BLOB suddenly not found

Hi,

I ran into quite a problem while trying setting up a root action.

While in testing, my sftp backup destination lives on an external drive connected to my server via USB. The connection has not proven to be 100% reliable, so I wrote a script to run before the backup commences. Once the script was working perfectly, and my own Pushover integration was doing what it is supposed to, I ran

kopia --config-file repository-home.config policy set /home/b3ta --before-snapshot-root-action /home/b3ta/.config/kopia/repository-home.config.before-snapshot-root-action

and once more tested failure modes, with the script exiting with 0 on success and either 1 or 2 on failure. Suddenly the UI would no longer respond to clicking on the snapshot button, and the UI no longer connects to the repository, simply showing <initializing>.

Running this from the cli

kopia --config-file repository-home.config repository status

returns

ERROR failed to open repository: unable to create format manager: unable to read format blob: error getting kopia.repository blob: BLOB not found ERROR open repository: unable to open repository: unable to create format manager: unable to read format blob: error getting kopia.repository blob: BLOB not found

So at the moment nothing seems to be working.

An error I have run into sometimes is that things go wrong when file names are longer than the code assumes. Might that be the case here, as my script’s full path is 75 characters long.

If that is the case, how do I go about fixing it?, as I can’t use the policy command from the cli and the UI won’t load the repository.

How can a script even help in providing a stable USB connection? If any part of the underlying hardware is questionable, I’d never use Kopia - or any other backup tool for that matter, with it. Every backup/archiving solution starts with a flawless foundation and that includes the connections to the storage.

I hope this post will be taken for what it is: some background so that I can hopefully get help to solve the actual problem. I am about to roll Kopia out at work, but there is zero chance I can do that unless I understand why what happened did, as well as how to mitigate it, as none of the other posts on BLOB issues seem to be related to mine, and my test installation is currently unresponsive.

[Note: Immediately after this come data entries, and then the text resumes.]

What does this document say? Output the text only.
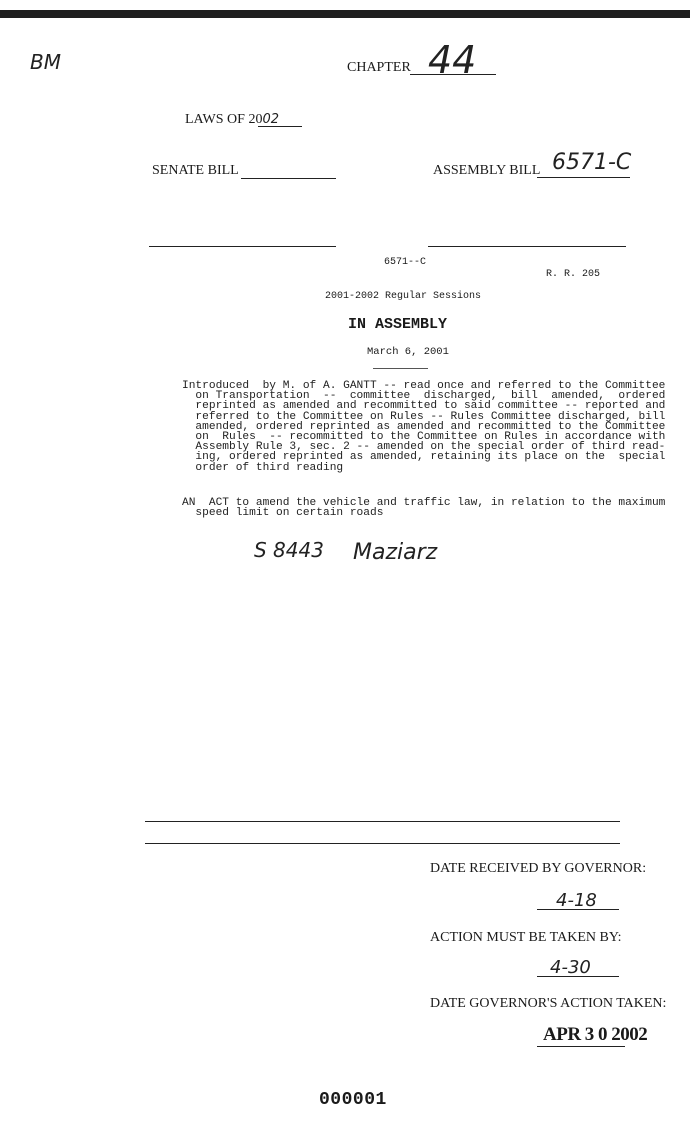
BM	CHAPTER 44
LAWS OF 2002
SENATE BILL	ASSEMBLY BILL 6571-C
6571--C
R. R. 205
2001-2002 Regular Sessions
IN ASSEMBLY
March 6, 2001
Introduced  by M. of A. GANTT -- read once and referred to the Committee
on Transportation  --  committee  discharged,  bill  amended,  ordered
reprinted as amended and recommitted to said committee -- reported and
referred to the Committee on Rules -- Rules Committee discharged, bill
amended, ordered reprinted as amended and recommitted to the Committee
on  Rules  -- recommitted to the Committee on Rules in accordance with
Assembly Rule 3, sec. 2 -- amended on the special order of third read-
ing, ordered reprinted as amended, retaining its place on the  special
order of third reading
AN  ACT to amend the vehicle and traffic law, in relation to the maximum
speed limit on certain roads
S 8443 Maziarz
DATE RECEIVED BY GOVERNOR:
4-18
ACTION MUST BE TAKEN BY:
4-30
DATE GOVERNOR'S ACTION TAKEN:
APR 3 0 2002
000001
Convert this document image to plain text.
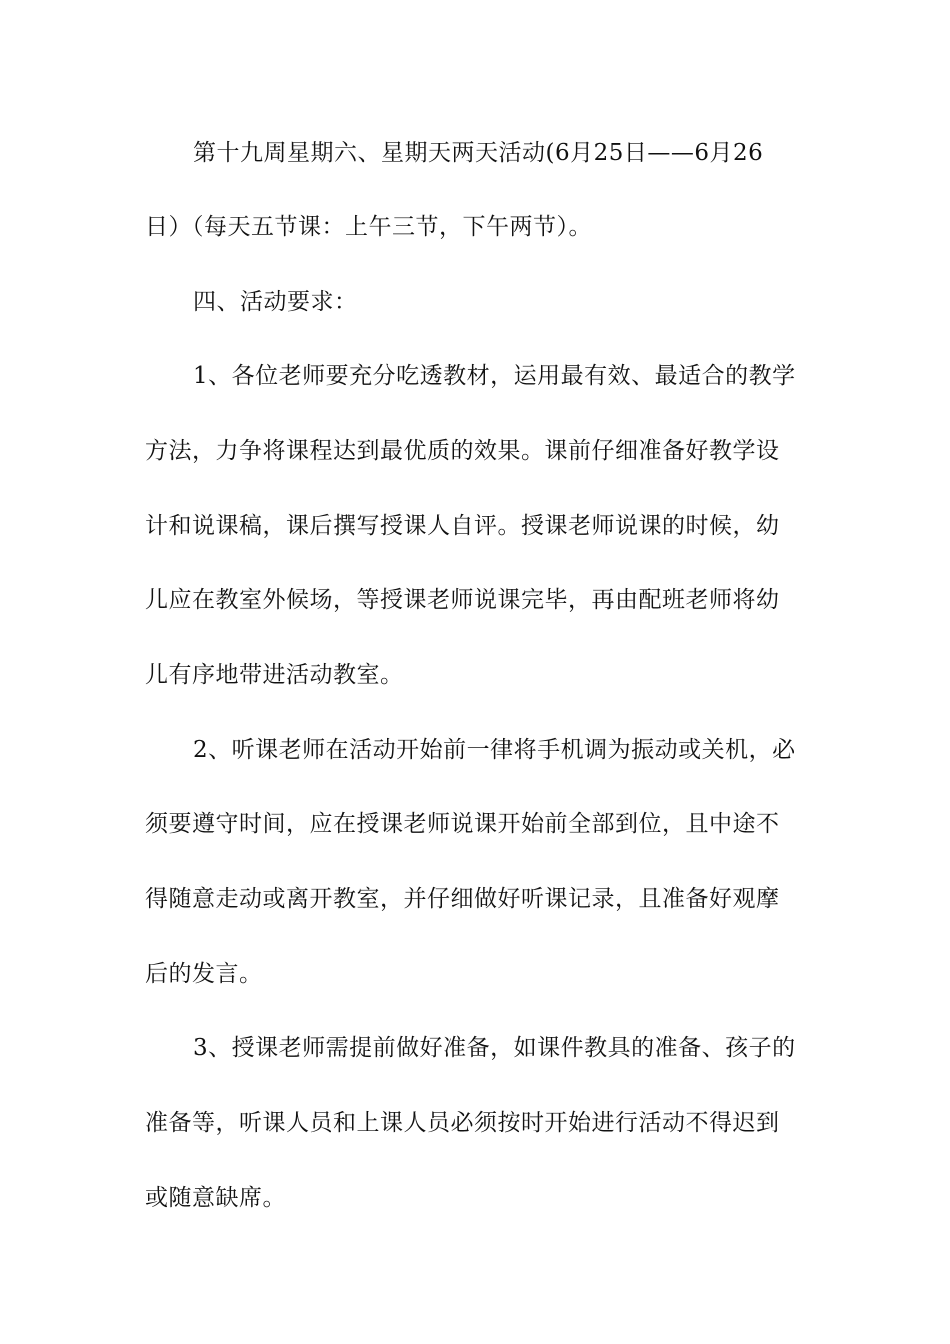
第十九周星期六、星期天两天活动(6月25日——6月26
日）（每天五节课：上午三节，下午两节）。
四、活动要求：
1、各位老师要充分吃透教材，运用最有效、最适合的教学
方法，力争将课程达到最优质的效果。课前仔细准备好教学设
计和说课稿，课后撰写授课人自评。授课老师说课的时候，幼
儿应在教室外候场，等授课老师说课完毕，再由配班老师将幼
儿有序地带进活动教室。
2、听课老师在活动开始前一律将手机调为振动或关机，必
须要遵守时间，应在授课老师说课开始前全部到位，且中途不
得随意走动或离开教室，并仔细做好听课记录，且准备好观摩
后的发言。
3、授课老师需提前做好准备，如课件教具的准备、孩子的
准备等，听课人员和上课人员必须按时开始进行活动不得迟到
或随意缺席。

TL;DR: I answer budy’s question and statement, but this is my actual question: Can someone give some guidance on what happened? At the moment I cannot use my test backup at all. I had a tentative look at the code, but I haven’t written code in anything other than bash since the 1990s, so it was a frustration more than anything else.

===

Firstly, the technology in use is neither here not there — consider Wikipedia’s take on USB: “Universal Serial Bus … allows data exchange … between many types of electronics.” Now compare that to IP: “The Internet Protocol (IP) is … for relaying datagrams across network boundaries.”

Abstracting away how they accomplish it, each of these protocols is concerned with the transmission of data between end-points. A massive conceptual difference between the two is that IP includes routing, whereas USB does not.

So, to your question:

Conceptually it’s easy, though it’s a pain to code well.

The reality is that many people will use external USB drive enclosures to ease rotating drives to take backups off-site. Since Kopia encrypts the data at rest and is as fast as it is, etc., etc., this is a very, very attractive thing to do.

One price to pay is how the OS handles a drive being removed instead of unmounted. Most people don’t use these kinds of USB connectors, so it is possible (no matter how careful you are) to disconnect it by mistake.

If it is reconnected before the OS has figured out it can reuse the mount point (if it is even possible without manual or cron-scripted intervention), auto-mount will put it somewhere else. So now instead of being at, say, /mnt/USB-ID-1, it is ends up at /mnt/USB-ID-2.

Once that happens, a Kopia backup without checks and balances will probably cause a disaster. My script provides some of these checks and balances.

To see how such a disaster can happen, remember that a mount point needs to exist in order to mount a drive there. So, if the sftp mount point is user@192.168.1.2:/mnt/USB-ID-1/ but the above scenario happened, then Kopia will happily send data to that directory, which is probably on a way-too-small drive instead of the actual backup drive, which is now mounted elsewhere.

Here is how the script helps.

Before the backup starts, make sure you run a script (using --before-snapshot-root-action) to check that the drive is mounted where it is expected to be, which is really simple to do. If not, deal with it, which is not at all simple, given all the possibilities.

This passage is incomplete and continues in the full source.